Beatrice Teissier
Four Poems
Poem
He thinks of bricks, how easy it is to lay them. The physicality of them, the duration. He thinks of quarries, of marble, of a marble wall, of Inca fortresses, of dry stone walls. He is unable to find the one true barrier he wants, the one between him and what is outside. He wishes himself inside stone, so he can be part of it, or even become it. He wants something beautiful, a Doric column perhaps, or a slim porphyry one, like in some Italian churches, or even a sarsen from a stone circle. He immerses himself, and thinks of what holds stone together. All those molecules, all those crystals. Their invisible to the naked eye connections, their building blocks. He senses them. The unseen weaves around him.
Poem
She joins the dots between the cracks and lumps on the wall with a pencil. She is drawing a map. Of a new or a very old, undiscovered continent. She draws sea shores, rivers, lakes, vast forests and mountains. A land full of screeching, leaping, slithering, swimming, devouring species. She sets traps for those that rise and stay on two legs.
Poem
A decorated and mustachioed colonel, notorious slayer and conqueror, an old lady in a wig sitting in a garden, a boy with very blond curls, a young woman in a wide brimmed hat sitting on a country fence with an admirer at her side, a surviving couple from the new century in some European city. She keeps hanging them. Paintings, photographs. She cannot recognise some of them, nor remember who they are. The wall is full. ‘Remove the dresser’ she tells the workmen, ‘remove the cupboard too, I want them all the way down to the floor’. All the walls must be covered, there are suitcases full. Hang and pin and hang, until their weight makes the walls collapse. A rubble generation. This will be their vengeance.
Poem
When our knuckles and fists are raw, we use crockery, broom handles, bottles, glasses, spoons.

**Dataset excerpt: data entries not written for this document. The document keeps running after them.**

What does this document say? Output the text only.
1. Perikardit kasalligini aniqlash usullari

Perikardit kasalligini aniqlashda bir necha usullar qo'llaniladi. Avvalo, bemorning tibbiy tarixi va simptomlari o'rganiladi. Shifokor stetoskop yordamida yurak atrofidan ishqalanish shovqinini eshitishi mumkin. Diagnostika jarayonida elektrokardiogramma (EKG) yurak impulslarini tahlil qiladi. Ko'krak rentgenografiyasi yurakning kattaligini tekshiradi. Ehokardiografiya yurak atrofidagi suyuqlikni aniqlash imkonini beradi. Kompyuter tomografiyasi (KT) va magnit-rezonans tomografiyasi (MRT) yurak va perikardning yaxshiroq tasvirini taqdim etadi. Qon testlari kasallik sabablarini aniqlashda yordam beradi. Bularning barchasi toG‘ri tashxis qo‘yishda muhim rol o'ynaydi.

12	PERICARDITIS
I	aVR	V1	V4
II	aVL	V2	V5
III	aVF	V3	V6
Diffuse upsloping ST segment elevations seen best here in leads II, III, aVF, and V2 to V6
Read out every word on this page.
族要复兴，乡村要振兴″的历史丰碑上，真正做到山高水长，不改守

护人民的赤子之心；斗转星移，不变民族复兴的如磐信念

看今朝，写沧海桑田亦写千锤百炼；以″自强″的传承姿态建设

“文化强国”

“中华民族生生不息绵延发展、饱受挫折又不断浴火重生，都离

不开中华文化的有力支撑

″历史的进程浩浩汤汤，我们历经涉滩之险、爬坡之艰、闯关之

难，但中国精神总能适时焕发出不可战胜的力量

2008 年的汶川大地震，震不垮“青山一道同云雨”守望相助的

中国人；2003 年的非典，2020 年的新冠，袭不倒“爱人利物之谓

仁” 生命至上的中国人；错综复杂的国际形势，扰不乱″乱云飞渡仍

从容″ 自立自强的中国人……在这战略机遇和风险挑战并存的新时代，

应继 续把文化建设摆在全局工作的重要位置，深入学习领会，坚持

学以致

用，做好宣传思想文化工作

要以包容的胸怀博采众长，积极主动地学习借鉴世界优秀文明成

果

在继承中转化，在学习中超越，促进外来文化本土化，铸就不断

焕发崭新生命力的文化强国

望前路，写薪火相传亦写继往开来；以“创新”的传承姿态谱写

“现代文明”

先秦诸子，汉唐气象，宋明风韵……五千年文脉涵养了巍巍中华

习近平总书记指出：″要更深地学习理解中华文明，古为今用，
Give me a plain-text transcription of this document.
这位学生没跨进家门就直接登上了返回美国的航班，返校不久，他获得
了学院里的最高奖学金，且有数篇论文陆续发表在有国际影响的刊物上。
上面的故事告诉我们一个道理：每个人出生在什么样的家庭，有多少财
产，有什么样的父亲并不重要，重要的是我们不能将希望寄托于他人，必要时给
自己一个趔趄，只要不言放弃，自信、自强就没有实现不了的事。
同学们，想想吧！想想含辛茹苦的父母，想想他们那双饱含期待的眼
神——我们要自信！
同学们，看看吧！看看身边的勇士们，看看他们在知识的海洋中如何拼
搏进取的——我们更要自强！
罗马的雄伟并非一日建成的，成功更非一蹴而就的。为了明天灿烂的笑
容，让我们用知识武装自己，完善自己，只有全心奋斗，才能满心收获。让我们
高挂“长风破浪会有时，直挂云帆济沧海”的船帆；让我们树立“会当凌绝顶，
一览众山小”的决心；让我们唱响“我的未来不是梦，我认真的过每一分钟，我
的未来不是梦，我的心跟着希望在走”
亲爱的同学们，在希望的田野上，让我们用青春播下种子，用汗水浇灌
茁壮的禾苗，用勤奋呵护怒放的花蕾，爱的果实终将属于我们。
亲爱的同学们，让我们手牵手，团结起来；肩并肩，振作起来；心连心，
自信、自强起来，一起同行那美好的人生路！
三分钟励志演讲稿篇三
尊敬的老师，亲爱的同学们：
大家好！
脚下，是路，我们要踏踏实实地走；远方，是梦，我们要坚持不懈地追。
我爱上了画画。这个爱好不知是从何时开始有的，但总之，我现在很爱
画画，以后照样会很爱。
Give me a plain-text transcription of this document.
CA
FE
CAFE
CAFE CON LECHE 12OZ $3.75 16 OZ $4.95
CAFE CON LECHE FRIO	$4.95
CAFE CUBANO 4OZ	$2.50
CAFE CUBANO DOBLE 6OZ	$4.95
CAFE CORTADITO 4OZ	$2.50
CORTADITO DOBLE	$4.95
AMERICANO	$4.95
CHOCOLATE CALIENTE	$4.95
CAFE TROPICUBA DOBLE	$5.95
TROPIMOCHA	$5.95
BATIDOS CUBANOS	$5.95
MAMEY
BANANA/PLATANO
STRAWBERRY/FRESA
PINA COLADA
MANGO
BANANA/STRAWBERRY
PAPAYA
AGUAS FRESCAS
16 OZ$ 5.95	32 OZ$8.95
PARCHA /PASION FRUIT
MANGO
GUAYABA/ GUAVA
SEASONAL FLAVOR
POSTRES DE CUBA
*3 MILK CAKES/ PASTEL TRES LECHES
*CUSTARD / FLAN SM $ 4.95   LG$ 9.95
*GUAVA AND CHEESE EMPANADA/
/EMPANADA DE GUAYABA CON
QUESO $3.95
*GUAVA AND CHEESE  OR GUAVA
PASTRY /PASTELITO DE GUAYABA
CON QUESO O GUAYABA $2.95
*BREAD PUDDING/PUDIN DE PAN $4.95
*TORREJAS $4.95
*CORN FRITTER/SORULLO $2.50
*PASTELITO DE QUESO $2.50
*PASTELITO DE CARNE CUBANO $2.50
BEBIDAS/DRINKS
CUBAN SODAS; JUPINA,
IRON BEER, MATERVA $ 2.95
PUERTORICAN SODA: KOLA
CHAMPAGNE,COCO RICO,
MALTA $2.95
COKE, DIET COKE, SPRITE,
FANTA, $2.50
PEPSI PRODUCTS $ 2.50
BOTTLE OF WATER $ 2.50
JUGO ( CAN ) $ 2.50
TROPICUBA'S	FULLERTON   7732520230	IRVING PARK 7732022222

Even our heads sometimes, just for fun. We tap, tap tap. On the wall between us. It has been like this for years now. We have devised our own system. We play with it. We let the word-taps hang in the air, will they go this way, that way, stop. Sometimes we change the implement, they make different sounds you see. Speech-sounds are a thing of the past, even in our heads. I think in taps now. We misunderstand each other so well. All is harmony.